Abusing the freedom of his will, Adam chose for Satan against God; chose to disobey God rather than to obey His command; chose to believe the lie of the devil instead of the truth of God; chose for friendship with the enemy of God rather than the friendship of God. The result of that fateful choice, according to the decree of God, was that man fell away from God and into sin. This first sin was the origin of all other sins. Rebelling against the revealed will of God, man brought upon himself and the whole human race the curse of God. Now death reigned over man and over the entire earthly creation.
The creation, therefore, is not inherently evil, as was the teaching of some at the time of the Reformation, and therefore to be avoided. This was the teaching of Roman Catholic monasticism and of the Anabaptists. Instead, the creation is inherently good and to be used for the glory of God. Not the creation, but man the creature was evil.

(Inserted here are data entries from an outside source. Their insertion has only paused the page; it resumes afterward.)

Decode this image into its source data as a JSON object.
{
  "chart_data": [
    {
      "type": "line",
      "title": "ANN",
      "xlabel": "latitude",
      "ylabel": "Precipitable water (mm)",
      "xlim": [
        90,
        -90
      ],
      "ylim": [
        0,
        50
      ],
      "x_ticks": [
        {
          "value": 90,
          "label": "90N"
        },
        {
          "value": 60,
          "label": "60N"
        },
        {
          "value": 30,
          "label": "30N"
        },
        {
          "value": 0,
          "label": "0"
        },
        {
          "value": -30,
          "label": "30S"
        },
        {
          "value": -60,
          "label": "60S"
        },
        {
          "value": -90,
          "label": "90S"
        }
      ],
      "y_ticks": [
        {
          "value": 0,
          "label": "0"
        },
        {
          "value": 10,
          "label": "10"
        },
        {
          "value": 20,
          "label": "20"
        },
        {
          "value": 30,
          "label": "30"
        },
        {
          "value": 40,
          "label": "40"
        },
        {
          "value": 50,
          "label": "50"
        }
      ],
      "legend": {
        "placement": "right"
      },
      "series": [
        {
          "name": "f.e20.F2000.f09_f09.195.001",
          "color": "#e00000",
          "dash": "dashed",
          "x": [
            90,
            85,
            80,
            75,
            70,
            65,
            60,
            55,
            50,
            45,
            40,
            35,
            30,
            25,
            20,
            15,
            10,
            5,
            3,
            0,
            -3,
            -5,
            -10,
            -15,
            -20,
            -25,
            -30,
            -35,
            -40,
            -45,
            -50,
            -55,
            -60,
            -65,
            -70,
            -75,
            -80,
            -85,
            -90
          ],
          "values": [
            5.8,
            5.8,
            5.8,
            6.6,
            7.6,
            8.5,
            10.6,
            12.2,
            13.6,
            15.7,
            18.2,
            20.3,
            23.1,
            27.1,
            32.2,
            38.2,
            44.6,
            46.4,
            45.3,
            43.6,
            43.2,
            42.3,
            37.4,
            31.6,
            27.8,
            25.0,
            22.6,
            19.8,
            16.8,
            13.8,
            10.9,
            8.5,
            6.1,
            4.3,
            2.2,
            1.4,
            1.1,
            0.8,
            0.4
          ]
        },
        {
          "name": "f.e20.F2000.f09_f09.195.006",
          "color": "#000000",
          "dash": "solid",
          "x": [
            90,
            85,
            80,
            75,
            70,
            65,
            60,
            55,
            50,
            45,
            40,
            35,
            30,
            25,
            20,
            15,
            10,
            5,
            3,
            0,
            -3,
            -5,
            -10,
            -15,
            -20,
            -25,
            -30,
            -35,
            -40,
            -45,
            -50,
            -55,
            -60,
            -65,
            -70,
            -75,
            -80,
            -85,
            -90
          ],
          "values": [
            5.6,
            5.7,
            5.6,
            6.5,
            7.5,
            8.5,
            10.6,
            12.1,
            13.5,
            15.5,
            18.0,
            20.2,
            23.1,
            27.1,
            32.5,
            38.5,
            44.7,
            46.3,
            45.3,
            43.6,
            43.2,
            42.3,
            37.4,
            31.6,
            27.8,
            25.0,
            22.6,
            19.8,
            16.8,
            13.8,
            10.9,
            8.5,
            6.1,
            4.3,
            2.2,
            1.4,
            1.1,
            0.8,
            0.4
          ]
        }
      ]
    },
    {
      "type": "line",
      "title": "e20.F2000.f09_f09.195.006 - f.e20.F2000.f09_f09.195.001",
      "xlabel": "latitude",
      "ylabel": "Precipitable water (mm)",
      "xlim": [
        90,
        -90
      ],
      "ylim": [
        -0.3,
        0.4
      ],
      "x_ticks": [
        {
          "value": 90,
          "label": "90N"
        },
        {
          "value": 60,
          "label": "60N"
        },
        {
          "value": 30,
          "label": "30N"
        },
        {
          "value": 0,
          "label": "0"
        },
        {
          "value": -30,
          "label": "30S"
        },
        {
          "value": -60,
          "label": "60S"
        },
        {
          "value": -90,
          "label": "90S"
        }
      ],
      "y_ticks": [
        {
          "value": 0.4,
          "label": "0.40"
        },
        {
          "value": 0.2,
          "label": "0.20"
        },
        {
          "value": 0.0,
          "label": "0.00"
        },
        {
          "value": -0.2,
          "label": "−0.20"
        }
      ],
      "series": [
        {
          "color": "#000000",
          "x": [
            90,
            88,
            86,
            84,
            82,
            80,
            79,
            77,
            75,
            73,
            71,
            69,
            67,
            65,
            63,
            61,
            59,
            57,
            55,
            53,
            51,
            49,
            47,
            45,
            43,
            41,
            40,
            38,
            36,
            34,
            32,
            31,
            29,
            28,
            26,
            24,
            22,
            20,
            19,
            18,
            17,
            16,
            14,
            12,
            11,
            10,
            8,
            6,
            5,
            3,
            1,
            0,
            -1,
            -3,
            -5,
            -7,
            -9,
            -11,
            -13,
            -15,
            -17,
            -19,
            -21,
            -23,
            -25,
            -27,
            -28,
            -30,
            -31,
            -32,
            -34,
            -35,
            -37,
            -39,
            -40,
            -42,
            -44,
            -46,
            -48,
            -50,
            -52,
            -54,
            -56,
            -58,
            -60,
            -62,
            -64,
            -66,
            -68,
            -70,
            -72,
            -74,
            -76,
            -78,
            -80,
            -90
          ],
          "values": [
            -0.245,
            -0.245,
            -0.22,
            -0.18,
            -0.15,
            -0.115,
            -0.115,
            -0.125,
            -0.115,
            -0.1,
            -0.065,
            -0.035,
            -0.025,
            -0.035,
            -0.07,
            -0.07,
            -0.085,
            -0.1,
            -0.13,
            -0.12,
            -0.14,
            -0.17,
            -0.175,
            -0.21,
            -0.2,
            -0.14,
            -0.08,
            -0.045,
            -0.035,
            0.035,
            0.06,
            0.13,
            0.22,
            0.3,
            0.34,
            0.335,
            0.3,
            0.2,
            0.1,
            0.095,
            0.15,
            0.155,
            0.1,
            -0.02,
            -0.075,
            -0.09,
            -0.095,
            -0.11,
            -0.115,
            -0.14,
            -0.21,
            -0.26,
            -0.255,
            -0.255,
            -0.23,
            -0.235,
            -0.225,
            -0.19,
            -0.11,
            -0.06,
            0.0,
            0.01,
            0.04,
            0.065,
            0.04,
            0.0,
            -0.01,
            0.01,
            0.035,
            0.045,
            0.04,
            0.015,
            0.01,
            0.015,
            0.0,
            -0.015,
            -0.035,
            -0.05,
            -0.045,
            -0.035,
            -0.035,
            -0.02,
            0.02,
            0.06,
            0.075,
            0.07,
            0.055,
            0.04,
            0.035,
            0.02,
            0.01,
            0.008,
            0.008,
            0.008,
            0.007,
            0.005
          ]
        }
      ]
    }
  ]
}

The heresy of the Pelagians
A second error rejected by the SHC is the teaching of the Pelagians. The teaching of Pelagius was that man is born into this world neutral. He is neither good nor bad, from a spiritual and ethical point of view. After he is born, man becomes evil by making evil choices. Under the example of those around him or the influence of his environment, man exercises his free will in disobedience to God. Pelagianism denies that man’s sinful choices are the inevitable result of the sinful nature with which every man is born.

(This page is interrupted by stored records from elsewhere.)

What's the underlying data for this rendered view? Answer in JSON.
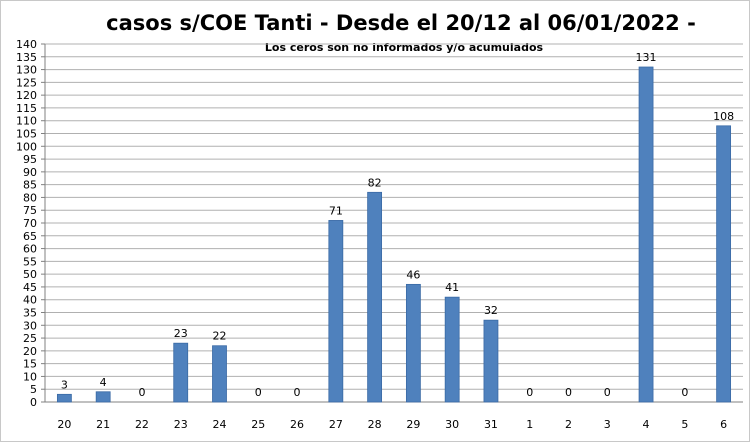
{
  "chart_data": {
    "type": "bar",
    "title": "casos s/COE Tanti - Desde el 20/12 al 06/01/2022 -",
    "subtitle": "Los ceros son no informados y/o acumulados",
    "xlabel": "",
    "ylabel": "",
    "categories": [
      "20",
      "21",
      "22",
      "23",
      "24",
      "25",
      "26",
      "27",
      "28",
      "29",
      "30",
      "31",
      "1",
      "2",
      "3",
      "4",
      "5",
      "6"
    ],
    "values": [
      3,
      4,
      0,
      23,
      22,
      0,
      0,
      71,
      82,
      46,
      41,
      32,
      0,
      0,
      0,
      131,
      0,
      108
    ],
    "ylim": [
      0,
      140
    ],
    "ytick_step": 5,
    "grid": true,
    "bar_color": "#4f81bd",
    "bar_edge_color": "#3a6aa5",
    "grid_color": "#b0b0b0"
  }
}
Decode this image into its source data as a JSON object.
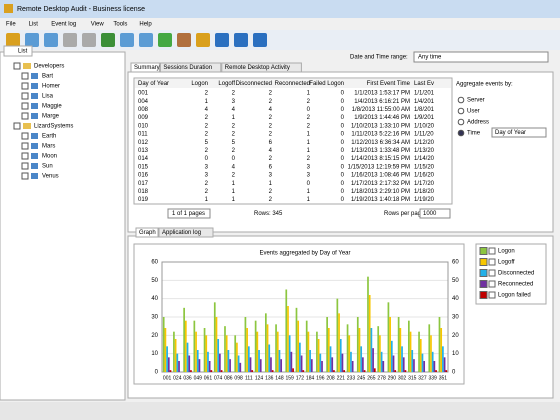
{
  "window": {
    "title": "Remote Desktop Audit - Business license"
  },
  "menu": [
    "File",
    "List",
    "Event log",
    "View",
    "Tools",
    "Help"
  ],
  "left_panel": {
    "tab": "List",
    "groups": [
      {
        "name": "Developers",
        "items": [
          "Bart",
          "Homer",
          "Lisa",
          "Maggie",
          "Marge"
        ]
      },
      {
        "name": "LizardSystems",
        "items": [
          "Earth",
          "Mars",
          "Moon",
          "Sun",
          "Venus"
        ]
      }
    ]
  },
  "range": {
    "label": "Date and Time range:",
    "value": "Any time"
  },
  "tabs": [
    "Summary",
    "Sessions Duration",
    "Remote Desktop Activity"
  ],
  "table": {
    "columns": [
      "Day of Year",
      "Logon",
      "Logoff",
      "Disconnected",
      "Reconnected",
      "Failed Logon",
      "First Event Time",
      "Last Ev"
    ],
    "rows": [
      [
        "001",
        2,
        2,
        2,
        1,
        0,
        "1/1/2013 1:53:17 PM",
        "1/1/201"
      ],
      [
        "004",
        1,
        3,
        2,
        2,
        0,
        "1/4/2013 6:16:21 PM",
        "1/4/201"
      ],
      [
        "008",
        4,
        4,
        4,
        0,
        0,
        "1/8/2013 11:55:00 AM",
        "1/8/201"
      ],
      [
        "009",
        2,
        1,
        2,
        2,
        0,
        "1/9/2013 1:44:46 PM",
        "1/9/201"
      ],
      [
        "010",
        2,
        2,
        2,
        2,
        0,
        "1/10/2013 1:33:10 PM",
        "1/10/20"
      ],
      [
        "011",
        2,
        2,
        2,
        1,
        0,
        "1/11/2013 5:22:16 PM",
        "1/11/20"
      ],
      [
        "012",
        5,
        5,
        6,
        1,
        0,
        "1/12/2013 6:36:34 AM",
        "1/12/20"
      ],
      [
        "013",
        2,
        2,
        4,
        1,
        0,
        "1/13/2013 1:33:48 PM",
        "1/13/20"
      ],
      [
        "014",
        0,
        0,
        2,
        2,
        0,
        "1/14/2013 8:15:15 PM",
        "1/14/20"
      ],
      [
        "015",
        3,
        4,
        6,
        3,
        0,
        "1/15/2013 12:19:59 PM",
        "1/15/20"
      ],
      [
        "016",
        3,
        2,
        3,
        3,
        0,
        "1/16/2013 1:08:46 PM",
        "1/16/20"
      ],
      [
        "017",
        2,
        1,
        1,
        0,
        0,
        "1/17/2013 2:17:32 PM",
        "1/17/20"
      ],
      [
        "018",
        2,
        1,
        2,
        1,
        0,
        "1/18/2013 2:29:10 PM",
        "1/18/20"
      ],
      [
        "019",
        1,
        1,
        2,
        1,
        0,
        "1/19/2013 1:40:18 PM",
        "1/19/20"
      ]
    ]
  },
  "pager": {
    "pages": "1 of 1 pages",
    "rows": "Rows: 345",
    "per_page_label": "Rows per page:",
    "per_page": "1000"
  },
  "aggregate": {
    "label": "Aggregate events by:",
    "options": [
      "Server",
      "User",
      "Address",
      "Time"
    ],
    "selected": 3,
    "time_unit": "Day of Year"
  },
  "lower_tabs": [
    "Graph",
    "Application log"
  ],
  "chart_data": {
    "type": "bar",
    "title": "Events aggregated by Day of Year",
    "categories": [
      "001",
      "024",
      "036",
      "049",
      "061",
      "074",
      "086",
      "098",
      "111",
      "124",
      "136",
      "148",
      "159",
      "172",
      "184",
      "196",
      "208",
      "221",
      "233",
      "245",
      "265",
      "278",
      "290",
      "302",
      "315",
      "327",
      "339",
      "351"
    ],
    "ylim": [
      0,
      60
    ],
    "yticks": [
      0,
      10,
      20,
      30,
      40,
      50,
      60
    ],
    "series": [
      {
        "name": "Logon",
        "color": "#8cc63f",
        "values": [
          30,
          22,
          35,
          28,
          24,
          38,
          25,
          20,
          30,
          28,
          32,
          26,
          45,
          35,
          28,
          22,
          30,
          40,
          26,
          30,
          52,
          25,
          38,
          30,
          28,
          22,
          26,
          30
        ]
      },
      {
        "name": "Logoff",
        "color": "#f7c600",
        "values": [
          24,
          18,
          28,
          22,
          20,
          30,
          20,
          16,
          24,
          22,
          26,
          22,
          36,
          28,
          22,
          18,
          24,
          32,
          20,
          24,
          42,
          20,
          30,
          24,
          22,
          18,
          20,
          24
        ]
      },
      {
        "name": "Disconnected",
        "color": "#22b0e8",
        "values": [
          14,
          10,
          16,
          12,
          11,
          18,
          12,
          9,
          14,
          12,
          15,
          12,
          20,
          16,
          12,
          10,
          14,
          18,
          11,
          14,
          24,
          11,
          17,
          14,
          12,
          10,
          11,
          14
        ]
      },
      {
        "name": "Reconnected",
        "color": "#7030a0",
        "values": [
          8,
          6,
          9,
          7,
          6,
          10,
          7,
          5,
          8,
          7,
          8,
          7,
          11,
          9,
          7,
          6,
          8,
          10,
          6,
          8,
          13,
          6,
          9,
          8,
          7,
          6,
          6,
          8
        ]
      },
      {
        "name": "Logon failed",
        "color": "#c00000",
        "values": [
          1,
          0,
          1,
          0,
          1,
          1,
          0,
          0,
          1,
          0,
          1,
          0,
          2,
          1,
          0,
          0,
          1,
          1,
          0,
          1,
          2,
          0,
          1,
          1,
          0,
          0,
          1,
          1
        ]
      }
    ]
  }
}
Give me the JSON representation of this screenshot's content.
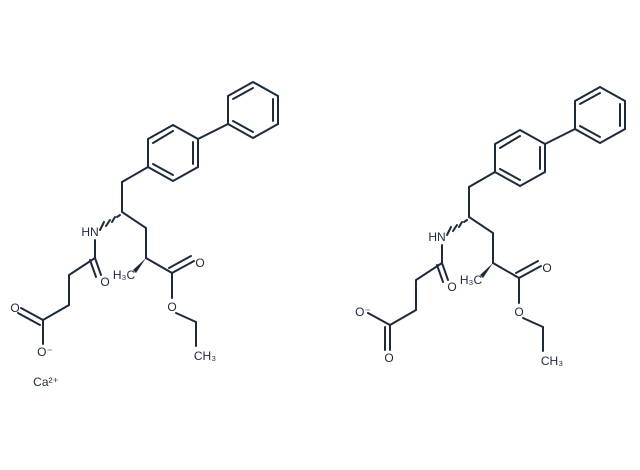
{
  "molecules": [
    {
      "atoms": {
        "nh": "HN",
        "amide_o": "O",
        "ester_carbonyl_o": "O",
        "ester_o": "O",
        "methyl": "H₃C",
        "ethyl_methyl": "CH₃",
        "acid_o": "O",
        "acid_o_minus": "O⁻"
      }
    },
    {
      "atoms": {
        "nh": "HN",
        "amide_o": "O",
        "ester_carbonyl_o": "O",
        "ester_o": "O",
        "methyl": "H₃C",
        "ethyl_methyl": "CH₃",
        "acid_o": "O",
        "acid_o_minus": "O⁻"
      }
    }
  ],
  "ion": "Ca²⁺"
}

The teaching of Scripture is contrary to the Pelagian and, later, the Arminian view of free will. It is true that man makes sinful choices, but the truth of Scripture and the Reformed faith explains these sinful choices. First, man makes sinful choices because he is sinful. He does not only do sinful things, but in his very nature he is sinful— completely sinful. This is the Reformed doctrine of total depravity. Second, because of the sinfulness of his nature, man does not only occasionally or even frequently make sinful choices, and along with those sinful choices also some good choices. But that man’s nature is sinful means that his will is also sinful. And since his will is sinful, all the choices that he makes are sinful. His will is bound to sin and Satan.
The only remedy is the gracious work of God. The next chapter of the SHC takes up that gracious work of God with its beginning in God’s decree of predestination.